A federal report highlighting the presence of chemicals used in a natural gas drilling method that were found in a water aquifer in Wyoming prompted calls Thursday for New York to extend its environmental reviews before approving the practice in upstate counties.
The U.S. Environmental Protection Agency found chemicals used in hydrofracking to be in water aquifers in the town of Pavillion. While alternative sources of contamination were considered, the draft report said fracking, which involves the pumping of millions of gallons of chemical-laced water to release gas from shale underground, was the "likely" cause.
In the wake of the report, Assemb. Robert Sweeney (D-Lindenhurst), chairman of the environmental committee, called Thursday for New York to take "more time" to study the effects of fracking. "I want them to take into consideration this information as far as health impacts go but also as far as financial impacts to residents and to the state's taxpayers," he said.
Sweeney said he's also concerned that taxpayers could be on the hook for unforeseen environmental problems stemming from the drilling practice.
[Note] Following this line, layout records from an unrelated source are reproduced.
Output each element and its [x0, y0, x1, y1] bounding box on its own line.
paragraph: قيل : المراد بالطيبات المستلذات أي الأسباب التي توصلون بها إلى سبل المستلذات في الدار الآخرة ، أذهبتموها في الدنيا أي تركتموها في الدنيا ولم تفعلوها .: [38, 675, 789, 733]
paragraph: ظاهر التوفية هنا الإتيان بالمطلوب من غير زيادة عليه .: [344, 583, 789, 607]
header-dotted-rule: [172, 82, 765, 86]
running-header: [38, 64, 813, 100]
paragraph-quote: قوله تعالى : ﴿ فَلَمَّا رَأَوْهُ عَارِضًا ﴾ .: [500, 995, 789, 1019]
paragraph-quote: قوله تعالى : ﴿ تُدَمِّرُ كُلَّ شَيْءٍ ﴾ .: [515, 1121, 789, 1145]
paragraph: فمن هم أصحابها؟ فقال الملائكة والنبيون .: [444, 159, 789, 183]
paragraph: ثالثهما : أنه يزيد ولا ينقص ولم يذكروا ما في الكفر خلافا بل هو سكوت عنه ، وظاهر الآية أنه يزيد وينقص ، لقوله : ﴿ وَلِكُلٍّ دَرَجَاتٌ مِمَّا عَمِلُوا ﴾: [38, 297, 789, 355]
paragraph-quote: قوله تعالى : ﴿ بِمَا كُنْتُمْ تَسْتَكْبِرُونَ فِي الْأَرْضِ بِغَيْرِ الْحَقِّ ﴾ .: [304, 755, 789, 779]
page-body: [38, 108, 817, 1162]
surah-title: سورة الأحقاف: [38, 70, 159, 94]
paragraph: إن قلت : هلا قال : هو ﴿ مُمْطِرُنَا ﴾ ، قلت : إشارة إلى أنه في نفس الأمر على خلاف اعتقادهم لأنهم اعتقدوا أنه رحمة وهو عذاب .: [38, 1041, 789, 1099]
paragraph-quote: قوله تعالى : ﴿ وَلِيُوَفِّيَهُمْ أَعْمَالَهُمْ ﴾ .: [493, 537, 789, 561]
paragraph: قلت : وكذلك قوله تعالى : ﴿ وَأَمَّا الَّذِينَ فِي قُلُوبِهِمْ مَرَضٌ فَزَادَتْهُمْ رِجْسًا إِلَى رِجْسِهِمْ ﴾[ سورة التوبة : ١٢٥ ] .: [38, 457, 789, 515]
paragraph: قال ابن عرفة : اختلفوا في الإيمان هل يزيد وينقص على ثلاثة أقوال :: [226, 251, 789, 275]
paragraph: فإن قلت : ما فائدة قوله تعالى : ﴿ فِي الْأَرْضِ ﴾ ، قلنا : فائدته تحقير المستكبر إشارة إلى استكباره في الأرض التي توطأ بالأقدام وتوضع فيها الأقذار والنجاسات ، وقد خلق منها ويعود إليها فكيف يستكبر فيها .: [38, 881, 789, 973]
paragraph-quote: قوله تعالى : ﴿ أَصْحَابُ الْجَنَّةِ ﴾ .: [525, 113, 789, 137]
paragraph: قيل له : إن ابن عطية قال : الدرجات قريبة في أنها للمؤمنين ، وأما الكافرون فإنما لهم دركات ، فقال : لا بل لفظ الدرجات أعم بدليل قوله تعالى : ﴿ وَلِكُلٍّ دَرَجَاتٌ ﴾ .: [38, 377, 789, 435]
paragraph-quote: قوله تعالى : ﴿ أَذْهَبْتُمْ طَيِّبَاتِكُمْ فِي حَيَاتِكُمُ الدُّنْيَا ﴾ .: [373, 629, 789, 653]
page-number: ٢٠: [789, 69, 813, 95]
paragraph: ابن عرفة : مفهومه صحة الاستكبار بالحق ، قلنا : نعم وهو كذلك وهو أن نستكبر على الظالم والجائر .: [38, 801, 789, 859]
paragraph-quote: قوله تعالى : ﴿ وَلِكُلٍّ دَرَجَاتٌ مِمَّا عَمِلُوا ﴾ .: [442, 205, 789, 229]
He pointed to the many brownfields in the state where industrial pollution from years past is still being cleaned up.
The energy industry wants to extract natural gas from shale formations that lie under much of Western New York, the Finger Lakes region and the Southern Tier. The companies and officials of some communities in the regions tout fracking's ability to bring jobs to areas with struggling economies.
Last week, the state Department of Environmental Conservation extended by a month the public comment period for its environmental review and proposed regulations for hydrofracking. That review will be completed on Jan. 11, and no further extensions are planned, said DEC spokeswoman Emily DeSantis.
In a statement, the DEC said the EPA findings "point to poor well construction and hydraulic fracturing directly into and beneath drinking water supplies as the causes of the problem." Proposed requirements in New York "are more stringent than Wyoming's standards. If high-volume hydraulic fracturing is allowed to move forward in New York, it would be done in deeper formations where the natural gas exists and not within underground sources of drinking water," the DEC said.
Drinking water tests in Wyoming found chemicals consistent with contamination from gas production but at levels "generally below" any danger to health and safety standards. Even so, residents have been cautioned against using well water for cooking and drinking.
Long-term exposure to benzene, one of the chemicals found in the Pavillion aquifer, but not found in its drinking water, can cause leukemia in humans, according to the U.S. Department of Health and Human Services.
The gas industry downplayed the EPA report. Kathryn Klaber, president of the Marcellus Shale Coalition, an industry group, stressed the report's preliminary nature. "It is entirely too early in this process, given the lack of peer-reviewed data, to arrive at any kind of absolute conclusions," she said in a statement.